Posted Nov 24, 2010 05:46 pm CST
Even if it seems like a nice idea, juvenile court judges should not go jogging with adolescent offenders, says the Florida Supreme Court, in a recent ethics advisory opinion.
The question was submitted by a Florida jurist who wanted to create a running program for juvenile offenders. The plan was that offenders would perform community service hours by jogging with the judge, at a school near this courthouse. According to the Legal Profession Blog, the inquiry made clear that the jogging program would be optional, law enforcement would be present and the judge wouldn’t talk about the juveniles’ cases with them. The judge, according to the blog post, thought the jogging program would “curb their delinquency; improve their health; give them a more positive self-image; and provide them with positive role models.”

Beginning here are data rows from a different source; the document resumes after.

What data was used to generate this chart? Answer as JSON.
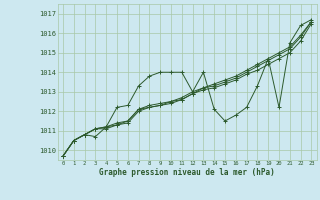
{
  "bg_color": "#cde8f0",
  "grid_color": "#a8c8a8",
  "line_color": "#2d5a2d",
  "ylim": [
    1009.5,
    1017.5
  ],
  "xlim": [
    -0.5,
    23.5
  ],
  "yticks": [
    1010,
    1011,
    1012,
    1013,
    1014,
    1015,
    1016,
    1017
  ],
  "xticks": [
    0,
    1,
    2,
    3,
    4,
    5,
    6,
    7,
    8,
    9,
    10,
    11,
    12,
    13,
    14,
    15,
    16,
    17,
    18,
    19,
    20,
    21,
    22,
    23
  ],
  "xlabel": "Graphe pression niveau de la mer (hPa)",
  "series": [
    [
      1009.7,
      1010.5,
      1010.8,
      1010.7,
      1011.2,
      1012.2,
      1012.3,
      1013.3,
      1013.8,
      1014.0,
      1014.0,
      1014.0,
      1013.0,
      1014.0,
      1012.1,
      1011.5,
      1011.8,
      1012.2,
      1013.3,
      1014.7,
      1012.2,
      1015.5,
      1016.4,
      1016.7
    ],
    [
      1009.7,
      1010.5,
      1010.8,
      1011.1,
      1011.1,
      1011.3,
      1011.4,
      1012.0,
      1012.2,
      1012.3,
      1012.4,
      1012.6,
      1012.9,
      1013.1,
      1013.2,
      1013.4,
      1013.6,
      1013.9,
      1014.1,
      1014.4,
      1014.7,
      1015.0,
      1015.6,
      1016.5
    ],
    [
      1009.7,
      1010.5,
      1010.8,
      1011.1,
      1011.2,
      1011.3,
      1011.5,
      1012.1,
      1012.2,
      1012.3,
      1012.5,
      1012.6,
      1012.9,
      1013.2,
      1013.3,
      1013.5,
      1013.7,
      1014.0,
      1014.3,
      1014.6,
      1014.9,
      1015.2,
      1015.8,
      1016.6
    ],
    [
      1009.7,
      1010.5,
      1010.8,
      1011.1,
      1011.2,
      1011.4,
      1011.5,
      1012.1,
      1012.3,
      1012.4,
      1012.5,
      1012.7,
      1013.0,
      1013.2,
      1013.4,
      1013.6,
      1013.8,
      1014.1,
      1014.4,
      1014.7,
      1015.0,
      1015.3,
      1015.9,
      1016.6
    ]
  ]
}
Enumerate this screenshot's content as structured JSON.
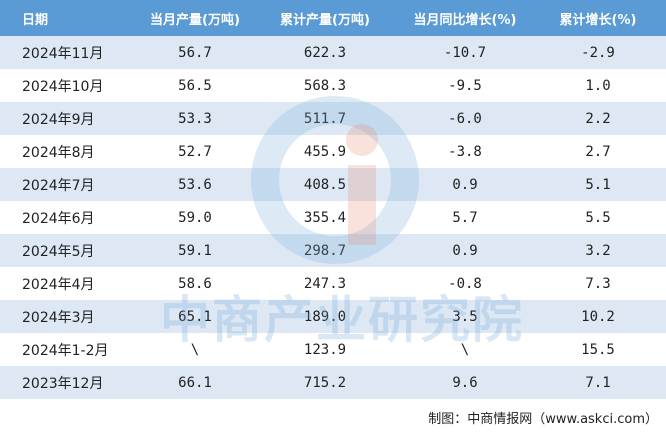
{
  "table": {
    "header": [
      "日期",
      "当月产量(万吨)",
      "累计产量(万吨)",
      "当月同比增长(%)",
      "累计增长(%)"
    ],
    "rows": [
      [
        "2024年11月",
        "56.7",
        "622.3",
        "-10.7",
        "-2.9"
      ],
      [
        "2024年10月",
        "56.5",
        "568.3",
        "-9.5",
        "1.0"
      ],
      [
        "2024年9月",
        "53.3",
        "511.7",
        "-6.0",
        "2.2"
      ],
      [
        "2024年8月",
        "52.7",
        "455.9",
        "-3.8",
        "2.7"
      ],
      [
        "2024年7月",
        "53.6",
        "408.5",
        "0.9",
        "5.1"
      ],
      [
        "2024年6月",
        "59.0",
        "355.4",
        "5.7",
        "5.5"
      ],
      [
        "2024年5月",
        "59.1",
        "298.7",
        "0.9",
        "3.2"
      ],
      [
        "2024年4月",
        "58.6",
        "247.3",
        "-0.8",
        "7.3"
      ],
      [
        "2024年3月",
        "65.1",
        "189.0",
        "3.5",
        "10.2"
      ],
      [
        "2024年1-2月",
        "\\",
        "123.9",
        "\\",
        "15.5"
      ],
      [
        "2023年12月",
        "66.1",
        "715.2",
        "9.6",
        "7.1"
      ]
    ]
  },
  "watermark": "中商产业研究院",
  "footer": "制图：中商情报网（www.askci.com）"
}
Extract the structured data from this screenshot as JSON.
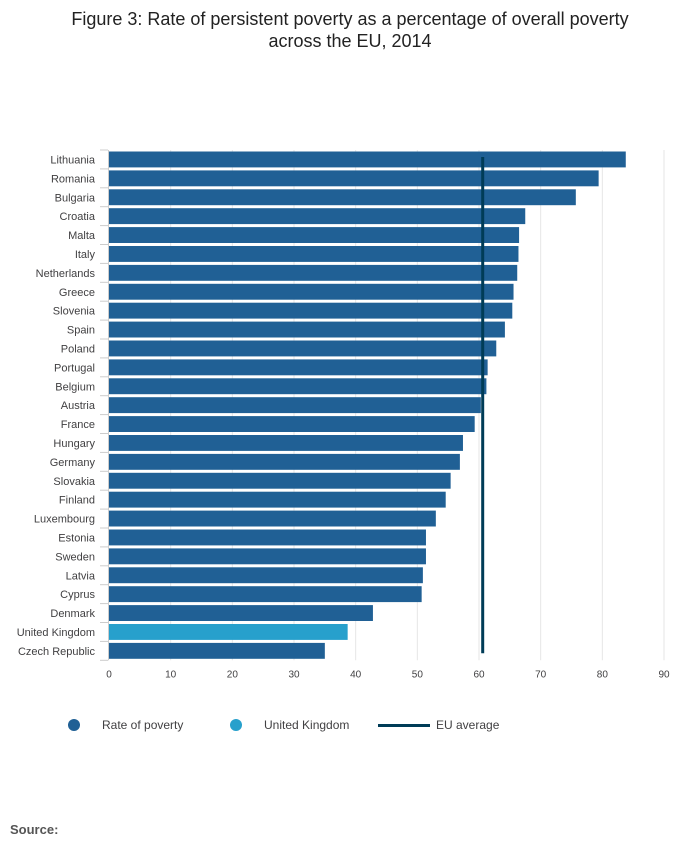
{
  "title_line1": "Figure 3: Rate of persistent poverty as a percentage of overall poverty",
  "title_line2": "across the EU, 2014",
  "source_label": "Source:",
  "legend": {
    "rate_label": "Rate of poverty",
    "uk_label": "United Kingdom",
    "eu_label": "EU average"
  },
  "colors": {
    "rate": "#206095",
    "uk": "#27a0cc",
    "eu_average": "#003c57",
    "grid": "#e6e6e6"
  },
  "chart_data": {
    "type": "bar",
    "orientation": "horizontal",
    "categories": [
      "Lithuania",
      "Romania",
      "Bulgaria",
      "Croatia",
      "Malta",
      "Italy",
      "Netherlands",
      "Greece",
      "Slovenia",
      "Spain",
      "Poland",
      "Portugal",
      "Belgium",
      "Austria",
      "France",
      "Hungary",
      "Germany",
      "Slovakia",
      "Finland",
      "Luxembourg",
      "Estonia",
      "Sweden",
      "Latvia",
      "Cyprus",
      "Denmark",
      "United Kingdom",
      "Czech Republic"
    ],
    "values": [
      83.8,
      79.4,
      75.7,
      67.5,
      66.5,
      66.4,
      66.2,
      65.6,
      65.4,
      64.2,
      62.8,
      61.4,
      61.2,
      60.3,
      59.3,
      57.4,
      56.9,
      55.4,
      54.6,
      53.0,
      51.4,
      51.4,
      50.9,
      50.7,
      42.8,
      38.7,
      35.0
    ],
    "highlight_index": 25,
    "highlight_category": "United Kingdom",
    "eu_average": 60.6,
    "xlim": [
      0,
      90
    ],
    "xticks": [
      "0",
      "10",
      "20",
      "30",
      "40",
      "50",
      "60",
      "70",
      "80",
      "90"
    ],
    "xlabel": "",
    "ylabel": "",
    "grid": true,
    "legend_position": "bottom"
  }
}
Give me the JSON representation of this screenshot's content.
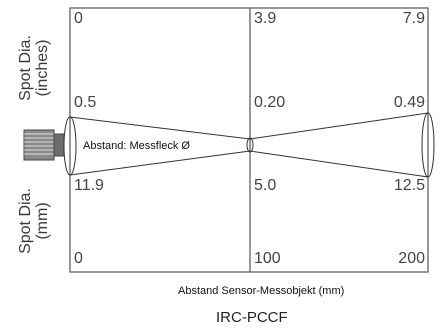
{
  "labels": {
    "inches_axis": "Spot Dia.\n(inches)",
    "mm_axis": "Spot Dia.\n(mm)",
    "beam_note": "Abstand: Messfleck Ø",
    "x_axis_caption": "Abstand Sensor-Messobjekt (mm)",
    "model": "IRC-PCCF"
  },
  "top_row": [
    "0",
    "3.9",
    "7.9"
  ],
  "inches_row": [
    "0.5",
    "0.20",
    "0.49"
  ],
  "mm_row": [
    "11.9",
    "5.0",
    "12.5"
  ],
  "bottom_row": [
    "0",
    "100",
    "200"
  ]
}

Regardless, in a Nov. 18 opinion the Florida Supreme Court found that such a program could cause a judge’s impartially to be questioned in a variety of ways. A juvenile who didn’t want to go for a jog with the judge might think he or she would receive less favorable treatment from the court, the opinion states. Reversely, the state might perceive that the judge would treat participants more favorably.
“As the inquiring judge also recognizes, although the judge would not initiate conversation with the juveniles about their cases, the program creates an opportunity for juveniles to initiate conversation with the judge. Thus, the judge would be creating a situation permitting ex parte communications,” the opinion states.